C’est inédit. Le comportement de l’avocat de Gérard Depardieu, agressif et « misogyne parmi les misogynes », choque dès le début des quatre jours de procès. Les avocates des plaignantes qui accusent Gérard Depardieu d’agressions sexuelles ont demandé 10 000 euros pour chacune de leurs clientes, au titre de la « victimisation secondaire » subie pendant l’audience.

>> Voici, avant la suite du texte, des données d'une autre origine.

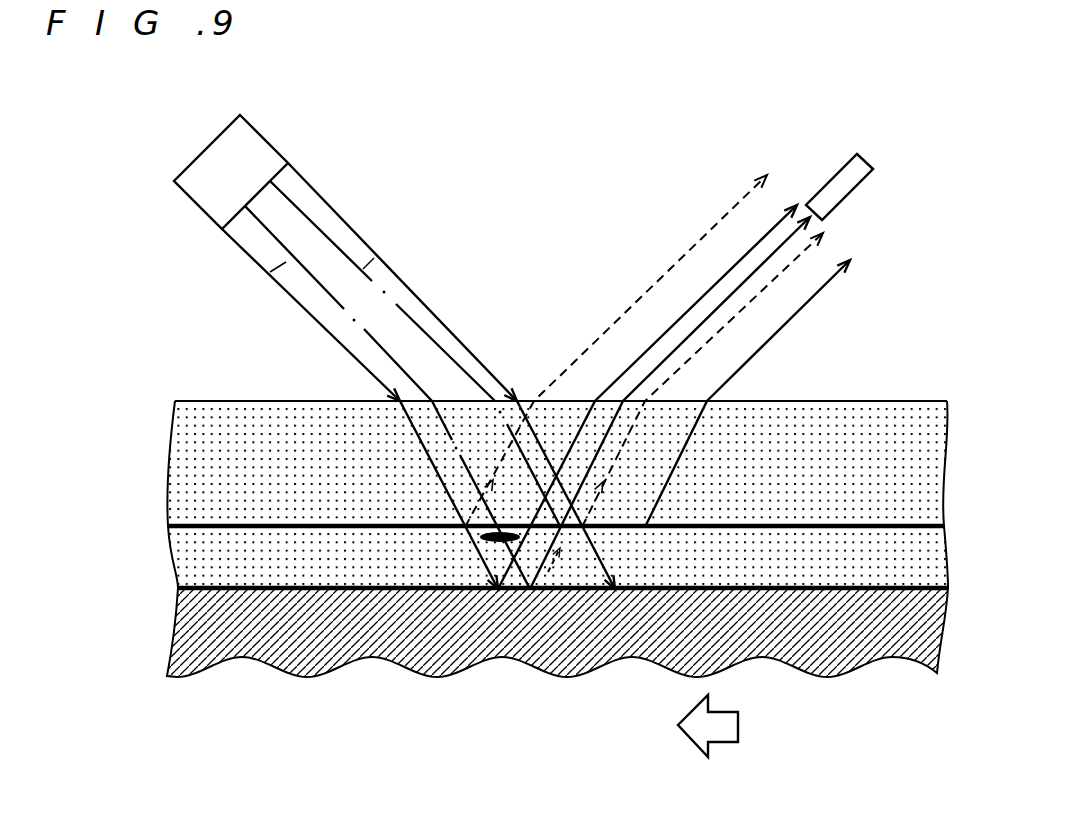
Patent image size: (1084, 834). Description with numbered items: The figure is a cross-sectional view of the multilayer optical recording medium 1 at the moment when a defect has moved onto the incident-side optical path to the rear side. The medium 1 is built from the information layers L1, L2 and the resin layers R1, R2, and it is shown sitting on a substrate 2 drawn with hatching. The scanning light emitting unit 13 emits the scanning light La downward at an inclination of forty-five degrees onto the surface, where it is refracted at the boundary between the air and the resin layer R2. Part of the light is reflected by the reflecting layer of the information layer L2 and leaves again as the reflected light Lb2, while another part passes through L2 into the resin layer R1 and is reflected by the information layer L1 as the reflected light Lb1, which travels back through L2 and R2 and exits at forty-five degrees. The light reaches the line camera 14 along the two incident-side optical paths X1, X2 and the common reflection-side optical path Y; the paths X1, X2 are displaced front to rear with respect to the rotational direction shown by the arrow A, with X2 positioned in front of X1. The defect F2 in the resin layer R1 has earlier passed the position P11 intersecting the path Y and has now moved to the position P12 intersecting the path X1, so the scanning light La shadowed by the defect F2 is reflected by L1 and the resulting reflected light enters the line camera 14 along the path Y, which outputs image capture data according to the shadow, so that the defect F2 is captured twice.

The multilayer optical recording medium 1 is at (518, 473).
The substrate 2 is at (180, 637).
The scanning light emitting unit 13 is at (273, 150).
The line camera 14 is at (843, 165).
The scanning light La is at (407, 377).
The incident-side optical path X1 is at (270, 274).
The incident-side optical path X2 is at (376, 262).
The reflection-side optical path Y is at (742, 280).
The reflected light Lb1 is at (751, 331).
The reflected light Lb2 is at (606, 348).
The resin layer R1 is at (178, 562).
The resin layer R2 is at (173, 457).
The information layer L1 is at (176, 588).
The information layer L2 is at (168, 526).
The position P11 is at (553, 592).
The position P12 is at (473, 588).
The defect F2 is at (560, 530).
The arrow A is at (724, 726).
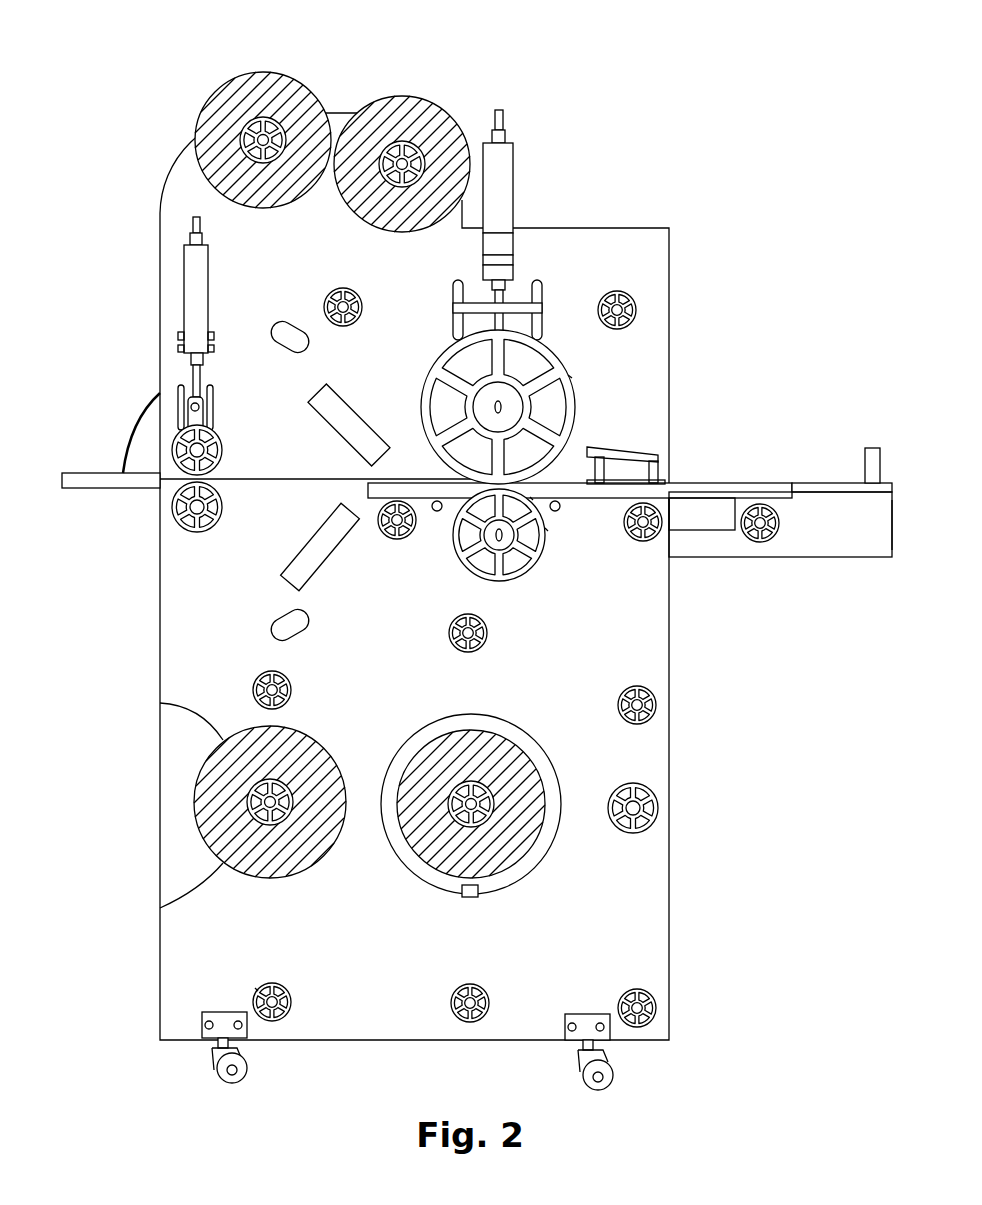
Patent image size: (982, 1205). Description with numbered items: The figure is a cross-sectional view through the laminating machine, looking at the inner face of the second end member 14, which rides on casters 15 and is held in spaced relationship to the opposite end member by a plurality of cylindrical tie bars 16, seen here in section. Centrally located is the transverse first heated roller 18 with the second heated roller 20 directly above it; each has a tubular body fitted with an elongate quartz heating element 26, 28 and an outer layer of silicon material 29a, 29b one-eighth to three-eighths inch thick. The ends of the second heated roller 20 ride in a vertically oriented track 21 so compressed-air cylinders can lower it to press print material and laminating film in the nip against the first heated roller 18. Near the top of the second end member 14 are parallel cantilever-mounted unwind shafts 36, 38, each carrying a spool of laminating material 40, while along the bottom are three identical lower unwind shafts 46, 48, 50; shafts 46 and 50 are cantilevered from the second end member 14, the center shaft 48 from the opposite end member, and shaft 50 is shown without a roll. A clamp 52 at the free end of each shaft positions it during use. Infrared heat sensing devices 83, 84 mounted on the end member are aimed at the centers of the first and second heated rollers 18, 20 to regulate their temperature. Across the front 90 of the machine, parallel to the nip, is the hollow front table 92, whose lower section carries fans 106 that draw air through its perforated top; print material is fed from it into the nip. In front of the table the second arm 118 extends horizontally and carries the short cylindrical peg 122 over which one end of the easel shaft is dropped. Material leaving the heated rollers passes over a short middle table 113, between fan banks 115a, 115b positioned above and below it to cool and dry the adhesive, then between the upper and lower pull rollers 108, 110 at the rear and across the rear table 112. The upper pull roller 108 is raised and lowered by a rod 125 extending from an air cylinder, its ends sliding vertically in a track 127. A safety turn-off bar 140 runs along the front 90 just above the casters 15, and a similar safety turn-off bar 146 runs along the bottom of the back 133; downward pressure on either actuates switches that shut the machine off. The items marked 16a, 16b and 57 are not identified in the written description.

The second end member 14 is at (640, 227).
The casters 15 is at (212, 1060).
The cylindrical tie bars 16 is at (657, 535).
The pneumatic cylinder 16a is at (183, 248).
The guide roller 16b is at (453, 642).
The first heated roller 18 is at (543, 547).
The second heated roller 20 is at (577, 397).
The longitudinal track 21 is at (537, 283).
The quartz heating element 26 is at (530, 497).
The quartz heating element 28 is at (498, 407).
The silicon material layer 29a is at (545, 528).
The silicon material layer 29b is at (568, 375).
The unwind shaft 36 is at (242, 133).
The unwind shaft 38 is at (424, 150).
The roll of laminating material 40 is at (213, 92).
The lower unwind shaft 46 is at (247, 797).
The center unwind shaft 48 is at (495, 800).
The lower unwind shaft 50 is at (657, 820).
The clamp 52 is at (480, 897).
The reel flange ring 57 is at (536, 866).
The first infrared heat sensing device 83 is at (293, 641).
The second infrared heat sensing device 84 is at (279, 349).
The front of the machine 90 is at (668, 798).
The front table 92 is at (783, 483).
The fan 106 is at (713, 530).
The upper pull roller 108 is at (172, 447).
The lower pull roller 110 is at (198, 533).
The rear table 112 is at (62, 485).
The short middle table 113 is at (325, 303).
The fan bank 115a is at (302, 545).
The fan bank 115b is at (357, 411).
The second arm 118 is at (893, 527).
The second cylindrical peg 122 is at (872, 448).
The rod 125 is at (193, 375).
The track 127 is at (178, 404).
The back of the machine 133 is at (158, 960).
The safety turn off bar 140 is at (652, 996).
The safety turn off bar 146 is at (258, 988).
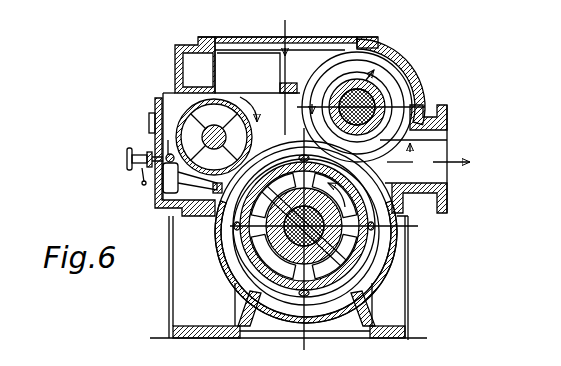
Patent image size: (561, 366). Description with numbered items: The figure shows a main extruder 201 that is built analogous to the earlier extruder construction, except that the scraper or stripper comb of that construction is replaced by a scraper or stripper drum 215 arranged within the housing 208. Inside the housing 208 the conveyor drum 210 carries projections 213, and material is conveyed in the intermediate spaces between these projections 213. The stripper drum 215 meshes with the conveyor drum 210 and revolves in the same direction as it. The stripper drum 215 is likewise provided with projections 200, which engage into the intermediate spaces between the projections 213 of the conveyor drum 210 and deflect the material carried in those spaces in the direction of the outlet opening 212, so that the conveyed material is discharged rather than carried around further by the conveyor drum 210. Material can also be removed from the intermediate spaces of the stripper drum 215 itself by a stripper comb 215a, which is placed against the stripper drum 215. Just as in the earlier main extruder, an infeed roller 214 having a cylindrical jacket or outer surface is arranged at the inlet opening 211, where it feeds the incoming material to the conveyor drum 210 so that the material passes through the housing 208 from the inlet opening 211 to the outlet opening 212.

The projections 200 is at (402, 92).
The main extruder 201 is at (150, 62).
The housing 208 is at (390, 273).
The conveyor drum 210 is at (376, 241).
The inlet opening 211 is at (310, 55).
The outlet opening 212 is at (437, 152).
The projections 213 is at (375, 280).
The infeed roller 214 is at (185, 122).
The stripper drum 215 is at (375, 58).
The stripper comb 215a is at (413, 150).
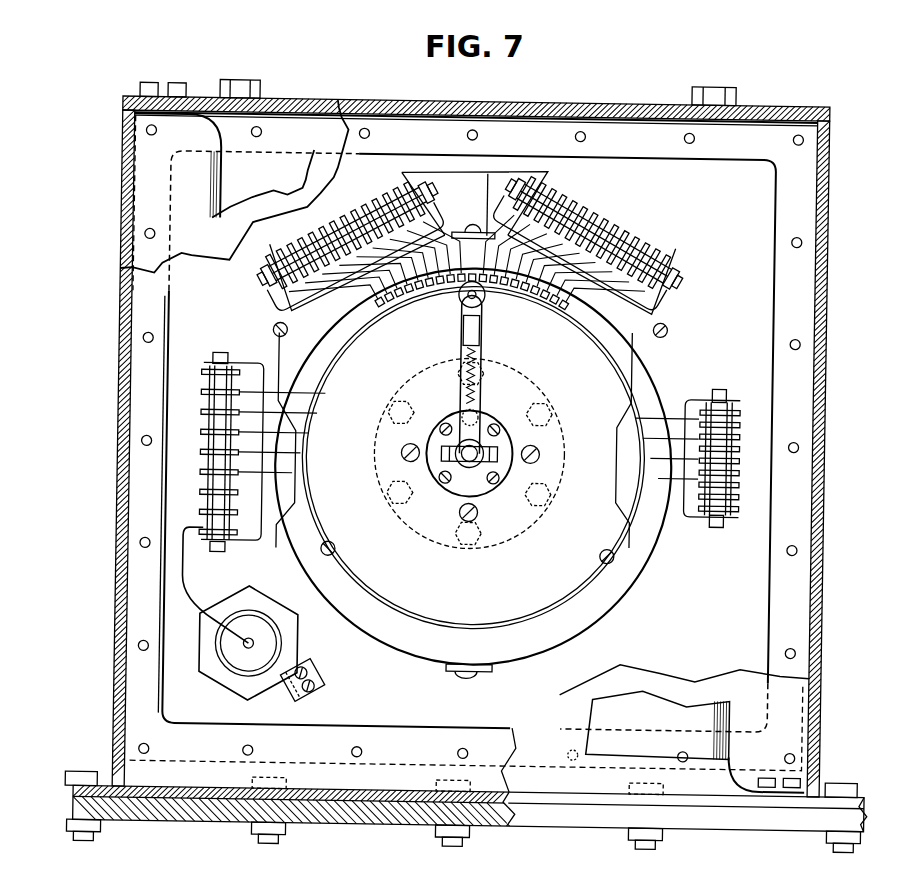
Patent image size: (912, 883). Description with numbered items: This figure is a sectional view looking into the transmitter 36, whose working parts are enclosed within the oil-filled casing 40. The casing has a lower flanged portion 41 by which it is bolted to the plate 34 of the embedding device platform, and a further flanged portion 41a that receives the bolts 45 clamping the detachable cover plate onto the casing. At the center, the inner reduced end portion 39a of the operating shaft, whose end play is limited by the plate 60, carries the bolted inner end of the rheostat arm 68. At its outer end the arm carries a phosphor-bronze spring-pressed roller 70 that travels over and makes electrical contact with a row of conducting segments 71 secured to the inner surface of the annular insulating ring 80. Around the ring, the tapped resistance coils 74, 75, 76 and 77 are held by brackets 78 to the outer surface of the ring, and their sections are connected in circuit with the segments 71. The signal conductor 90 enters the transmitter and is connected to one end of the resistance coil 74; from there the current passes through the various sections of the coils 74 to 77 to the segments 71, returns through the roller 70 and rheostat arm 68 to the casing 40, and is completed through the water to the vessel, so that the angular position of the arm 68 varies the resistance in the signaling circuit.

The plate 34 is at (545, 812).
The transmitter 36 is at (602, 97).
The inner reduced end portion of the shaft 39a is at (468, 440).
The casing 40 is at (130, 388).
The lower flanged portion 41 is at (390, 805).
The flanged portion 41a is at (803, 166).
The bolts 45 is at (476, 125).
The plate 60 is at (458, 478).
The rheostat arm 68 is at (483, 346).
The spring-pressed roller 70 is at (487, 297).
The conducting segments 71 is at (467, 262).
The resistance coil 74 is at (208, 466).
The resistance coil 75 is at (370, 210).
The resistance coil 76 is at (601, 207).
The resistance coil 77 is at (740, 445).
The brackets 78 is at (250, 362).
The annular ring 80 is at (468, 225).
The conductor 90 is at (197, 574).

Le 27 mars 2025, au Tribunal correctionnel de Paris, le procureur de la République requiert au dernier jour une peine de 18 mois d’emprisonnement assortis d’un sursis probatoire de 3 ans et une peine de 20 000 euros d’amende contre Gérard Depardieu. Il demande aussi une obligation de soins psychologiques, une indemnisation pour les parties civiles et une inscription au fichier des auteurs d’infractions sexuelles. Voilà pour l’acteur, et les faits commis sur le tournage du film « Les Volets verts » en 2021. Le jugement est mis en délibéré au 13 mai 2025.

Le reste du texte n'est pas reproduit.